Романов ласково гладил ее по голове, а сам думал о том, что ситуация, в которой оказался, крайне унизительна для него. Что это не она – он должен быть благодарен за нежность и ласку, он должен уткнуться губами в ее ключицу и с придыханием говорить о любви, словами, как кислотой, до последней косточки растворяя себя в ее теле.

«Только ведь ничего такого не хочется… Совсем… Вот если бы на ее месте оказалась Медея…»

Еще раз проведя ладонью по голове Нино, он представил себе, что гладит волосы другой грузинки, которая, как казалось, была искренне уверена в том, что кроме него нет в мире человека, способного бескорыстно помочь ей.

Нино приподнялась над диваном. Внимательно вглядываясь в лицо Романова, спросила: о чем он думает.

Романов отрицательно покачал головой: ни о чем. Помолчал несколько секунд и задал вопрос: когда, если не секрет, она в последний раз занималась любовью.

– Почему ты, Василий, спрашиваешь об этом? – забеспокоилась Нино. – Я что, дала повод? А впрочем…

Словно испугавшись того, что Василий и без ее подсказки, назовет правильный ответ, который в его устах мог прозвучать насмешливо и даже оскорбительно, назвала цифру восемь.

– Чего восемь? Месяцев или дней?

– Лет.

Романов присвистнул от удивления. И тут же торопливо извинился.

– Ничего, – сказала Нино. – Мне нечего стыдиться. Восемь лет я видела мужчин лишь сквозь решетку. Да и тех лучше бы не видеть вовсе.

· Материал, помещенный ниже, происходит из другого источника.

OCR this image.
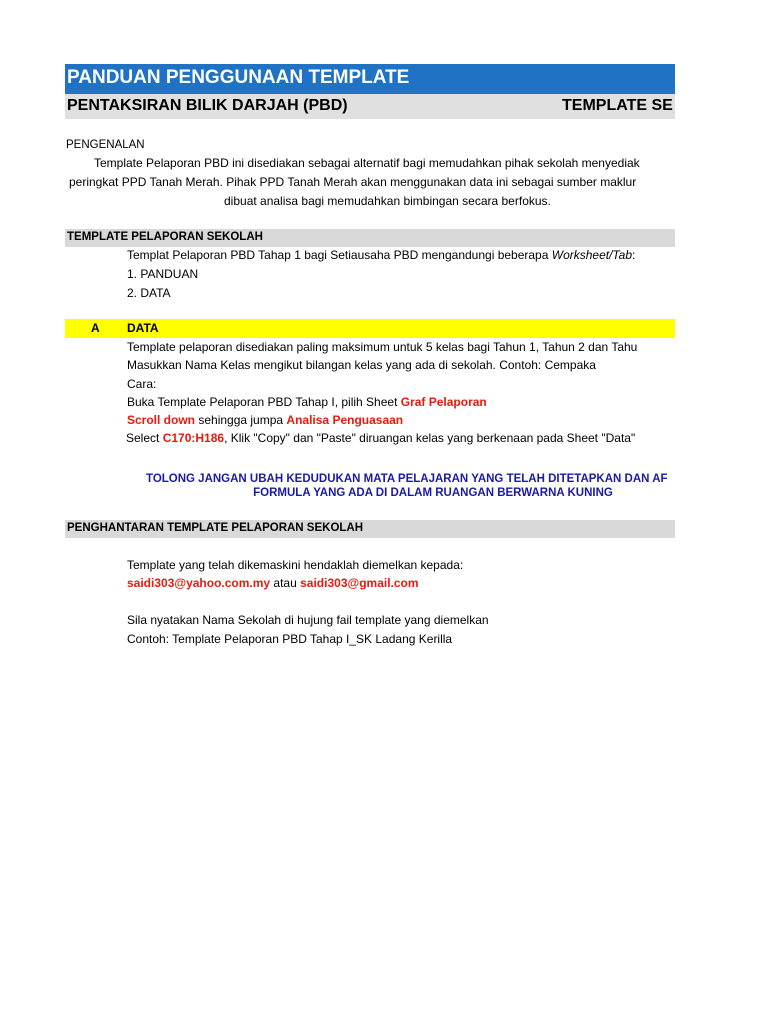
PANDUAN PENGGUNAAN TEMPLATE
PENTAKSIRAN BILIK DARJAH (PBD)	TEMPLATE SE
PENGENALAN
Template Pelaporan PBD ini disediakan sebagai alternatif bagi memudahkan pihak sekolah menyediak
peringkat PPD Tanah Merah. Pihak PPD Tanah Merah akan menggunakan data ini sebagai sumber maklur
dibuat analisa bagi memudahkan bimbingan secara berfokus.
TEMPLATE PELAPORAN SEKOLAH
Templat Pelaporan PBD Tahap 1 bagi Setiausaha PBD mengandungi beberapa Worksheet/Tab:
1. PANDUAN
2. DATA
A DATA
Template pelaporan disediakan paling maksimum untuk 5 kelas bagi Tahun 1, Tahun 2 dan Tahu
Masukkan Nama Kelas mengikut bilangan kelas yang ada di sekolah. Contoh: Cempaka
Cara:
Buka Template Pelaporan PBD Tahap I, pilih Sheet Graf Pelaporan
Scroll down sehingga jumpa Analisa Penguasaan
Select C170:H186, Klik "Copy" dan "Paste" diruangan kelas yang berkenaan pada Sheet "Data"
TOLONG JANGAN UBAH KEDUDUKAN MATA PELAJARAN YANG TELAH DITETAPKAN DAN AF
FORMULA YANG ADA DI DALAM RUANGAN BERWARNA KUNING
PENGHANTARAN TEMPLATE PELAPORAN SEKOLAH
Template yang telah dikemaskini hendaklah diemelkan kepada:
saidi303@yahoo.com.my atau saidi303@gmail.com
Sila nyatakan Nama Sekolah di hujung fail template yang diemelkan
Contoh: Template Pelaporan PBD Tahap I_SK Ladang Kerilla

– Ты сидела? – ахнул Романов.

Нино согласно кивнула.

Не зная, что сказать, Романов задумчиво почесал лоб, молча осмысливая гигантскую цифру восемь, тождественную в его понимании выражению «часть жизни».

– За что ты угодила в тюрьму?

Решив говорить правду до конца, раз уж начала ее говорить, Нино, нехотя, ответила:

– За то, что убила мужа.

24 июля


Откинувшись на спинку кресла, Дашкевич молча разглядывал помощника Андрея Астраханцева – высокого безукоризненно одетого шатена тридцати лет, стоявшего чуть поодаль от советника Председателя правления банка Дмитрия Балахнина – лысого пожилого мужчины с вечно опущенными глазами, и пытался по их виду угадать цель визита. По тому, что они вошли вместе, сделал вывод: событие, которое собрало их, важное, и, судя по легкому возбуждению Астраханцева, возможно, даже не совсем плохое.